Liam O'Neill, Harris's fellow director and sales manager at J Harris Assemblers, says of the group approach: "We take the view that the customer is always right. If Paddy Malone from Donegal with one truck rings looking for Pino and he's at a meeting out of the country, he will return that call. He is very much hands-on. Pino Harris is the group's biggest asset."

Harris's ten-dealer Irish network, employing 140, is as energetic as any in pursuing fleet sales in a country where large agricultural and dairy co-operatives are the biggest buyers in the HGV market. Meanwhile, the owner-drivers, which make up an estimated 40 per cent of Irish HGV sales, receive the personal touch. The Harris group claims the lion's share of this market - Harris's Hino trucks have become almost universal among driver-contractors working for BOC and the construction-and-road- materials giant Cement Roadstone. Harris convinces customers they will get personal attention and unrivalled after-sales back-up, reducing time off the road.

His style eschews fancy sales literature. Harris trucks are sold almost entirely by personal contact, by plain but persuasive dealing. "Once they've got the new truck, be it on hire purchase or lease, it's how they're looked after then that matters," Mr O'Neill says.

As we speak he is in Cork meeting a prospective new client, put in touch through one owner-driver then another, then on to the dealer.

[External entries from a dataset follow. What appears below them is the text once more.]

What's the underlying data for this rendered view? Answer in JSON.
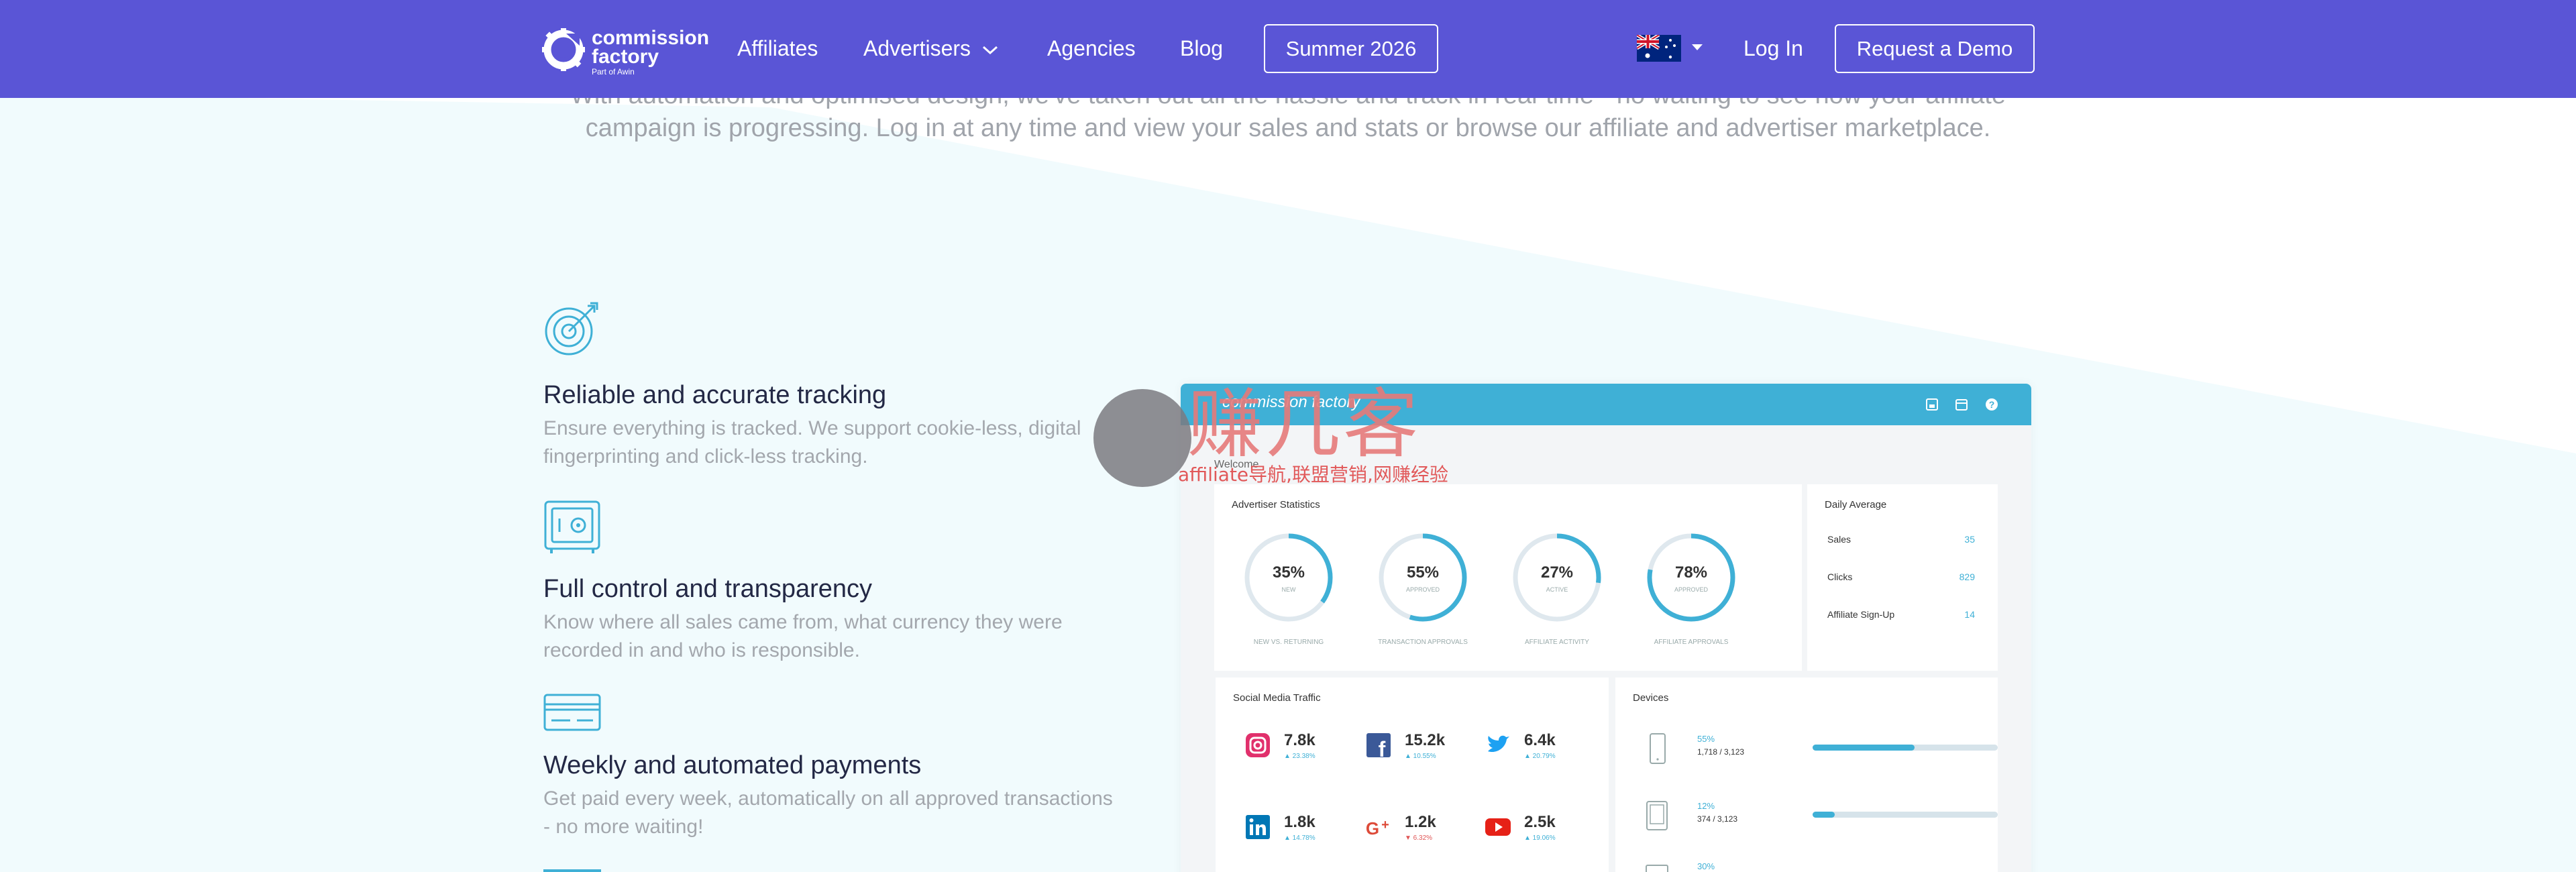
{
  "nav": {
    "logo_line1": "commission",
    "logo_line2": "factory",
    "logo_sub": "Part of Awin",
    "affiliates": "Affiliates",
    "advertisers": "Advertisers",
    "agencies": "Agencies",
    "blog": "Blog",
    "summer": "Summer 2026",
    "login": "Log In",
    "demo": "Request a Demo",
    "flag": "australia-flag"
  },
  "intro": {
    "text": "With automation and optimised design, we've taken out all the hassle and track in real-time - no waiting to see how your affiliate campaign is progressing. Log in at any time and view your sales and stats or browse our affiliate and advertiser marketplace."
  },
  "features": [
    {
      "icon": "target-icon",
      "title": "Reliable and accurate tracking",
      "text": "Ensure everything is tracked. We support cookie-less, digital fingerprinting and click-less tracking."
    },
    {
      "icon": "safe-icon",
      "title": "Full control and transparency",
      "text": "Know where all sales came from, what currency they were recorded in and who is responsible."
    },
    {
      "icon": "credit-card-icon",
      "title": "Weekly and automated payments",
      "text": "Get paid every week, automatically on all approved transactions - no more waiting!"
    }
  ],
  "dashboard": {
    "brand": "commission factory",
    "welcome": "Welcome",
    "stats_title": "Advertiser Statistics",
    "stats": [
      {
        "value": "35%",
        "sub": "NEW",
        "caption": "NEW VS. RETURNING",
        "pct": 35
      },
      {
        "value": "55%",
        "sub": "APPROVED",
        "caption": "TRANSACTION APPROVALS",
        "pct": 55
      },
      {
        "value": "27%",
        "sub": "ACTIVE",
        "caption": "AFFILIATE ACTIVITY",
        "pct": 27
      },
      {
        "value": "78%",
        "sub": "APPROVED",
        "caption": "AFFILIATE APPROVALS",
        "pct": 78
      }
    ],
    "avg_title": "Daily Average",
    "avg": [
      {
        "label": "Sales",
        "value": "35"
      },
      {
        "label": "Clicks",
        "value": "829"
      },
      {
        "label": "Affiliate Sign-Up",
        "value": "14"
      }
    ],
    "social_title": "Social Media Traffic",
    "social": [
      {
        "icon": "instagram-icon",
        "value": "7.8k",
        "delta": "▲ 23.38%",
        "neg": false
      },
      {
        "icon": "facebook-icon",
        "value": "15.2k",
        "delta": "▲ 10.55%",
        "neg": false
      },
      {
        "icon": "twitter-icon",
        "value": "6.4k",
        "delta": "▲ 20.79%",
        "neg": false
      },
      {
        "icon": "linkedin-icon",
        "value": "1.8k",
        "delta": "▲ 14.78%",
        "neg": false
      },
      {
        "icon": "google-plus-icon",
        "value": "1.2k",
        "delta": "▼ 6.32%",
        "neg": true
      },
      {
        "icon": "youtube-icon",
        "value": "2.5k",
        "delta": "▲ 19.06%",
        "neg": false
      }
    ],
    "devices_title": "Devices",
    "devices": [
      {
        "icon": "phone-icon",
        "pct": "55%",
        "counts": "1,718 /  3,123",
        "fill": 0.55
      },
      {
        "icon": "tablet-icon",
        "pct": "12%",
        "counts": "374 /  3,123",
        "fill": 0.12
      },
      {
        "icon": "desktop-icon",
        "pct": "30%",
        "counts": "",
        "fill": 0.3
      }
    ]
  },
  "watermark": {
    "big": "赚几客",
    "small": "affiliate导航,联盟营销,网赚经验"
  },
  "colors": {
    "nav": "#5a55d6",
    "accent": "#3fb0d6",
    "muted": "#a3a7ad"
  }
}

The calculation is that a client will remember that "I have one truck, and a man comes all the way from Dublin to see me."

Three years ago, faced with a rising yen driving up Japanese prices, Harris added the Ford-Fiat produced Iveco brand to his dealership as a European-manufactured alternative. It has now overtaken Hino as his biggest seller, shooting from an initial 0.3 per cent market share to 15 per cent in 1995, with the company expecting to raise that to 18 per cent this year.

"If we put an unknown truck from China on sale tomorrow we could have it well-established in a year because of the group's reputation," Mr O'Neill says. "Repeat business is strong because people know there will be plenty of service and plenty of spares. In the group the attitude is 'your word is your bond' and the job has to be done."

Harris's unaffected manner and rapport with the man behind the wheel adds a special strength. "There's nothing he likes more than keeping in touch with what's going on the streets, and having lunch with a few drivers," says Mr O'Neill.

Unlike some Irish millionaires, who like to exhibit their status in ostentatious style, Harris, who married late three years ago after the death of his mother, shuns the racecourse high life and prefers eating in plain cafes. Legend has it, he once chartered a plane so he could return early from a Mediterranean holiday, having decided he preferred smoky Phibsboro.